I wrote this blog en­gine to en­able the cre­ation of new ar­ti­cles in LaTeX for­mat and ef­fort­lessly pub­lish them in Web. As a by-pro­duct it en­ables triv­ial PDF gen­er­ation of each ar­ti­cle, or even a com­bined PDF with all the ar­ti­cles con­cate­nated with a in­ter­ac­tive table of con­tents, au­to­mat­ically nu­mer­ated fig­ures with ref­er­ences from the text, and many other fea­tures that LaTeX users take for granted.
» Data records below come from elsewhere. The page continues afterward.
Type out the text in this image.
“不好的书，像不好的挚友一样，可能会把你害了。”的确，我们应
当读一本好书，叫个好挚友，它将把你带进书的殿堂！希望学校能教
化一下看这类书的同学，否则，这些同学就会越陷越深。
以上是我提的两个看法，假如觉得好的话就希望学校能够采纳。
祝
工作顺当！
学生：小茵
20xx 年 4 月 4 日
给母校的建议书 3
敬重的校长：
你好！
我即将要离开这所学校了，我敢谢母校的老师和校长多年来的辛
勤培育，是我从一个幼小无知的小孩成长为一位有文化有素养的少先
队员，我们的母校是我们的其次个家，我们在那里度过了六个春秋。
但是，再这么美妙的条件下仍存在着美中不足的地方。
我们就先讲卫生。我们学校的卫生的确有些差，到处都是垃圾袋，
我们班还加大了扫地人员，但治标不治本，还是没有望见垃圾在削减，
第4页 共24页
First I looked at stan­dard blog­ging so­lu­tions, but I quickly re­al­ized that my spe­cial re­quire­ments could dif­fi­cult to im­ple­ment as plu­gins or oth­er­wise. At least it would take the same amount of time, and even then be more trou­ble­some to main­tain, de­ploy and backup. I re­ally en­joy us­ing LaTeX for writ­ing doc­uments, so I fig­ured that why not to use it also for blog­ging.

This plat­form uses Git for SCM and CMS, LaTeX for writing, PHP to generate navigation links etc. and mus­tache tem­plat­ing to generate the final HTML. Most of the server side functionalities can be avoided by utilizing 3rd party services such as Google An­alyt­ics and Dis­qus. To my surprise it took only about 1000 lines of PHP to get the basic stuff working such as tag-based browsing of articles and references to automatically numbered figures. The current architecture can be seen in Figure 1. All three subsystems (LaTeX, PHP and Mustache) are stored in a Git repository, and the logic to bring everything together is implemented in PHP. Actually this resembles a lot of the MVC pattern. The ar­ti­cle (model) is stored in .tex files, for which two dif­fer­ent views (PDF and HTML) can be pro­duced. In this case the user can­not al­ter any of the views, so there is no need to de­ploy the ac­tual model or con­troller com­po­nents. In­stead only static HTML, PDF etc. files need to be copied to the web server (or Drop­box's pub­lic folder).

architecture
Figure 1: Cur­rent blog pro­ject's ar­chi­tec­ture. Ev­ery­thing is based on Git, which stores and sup­ports the three sub-sys­tems. This re­sem­bles the MVC model, where model has none of the logic.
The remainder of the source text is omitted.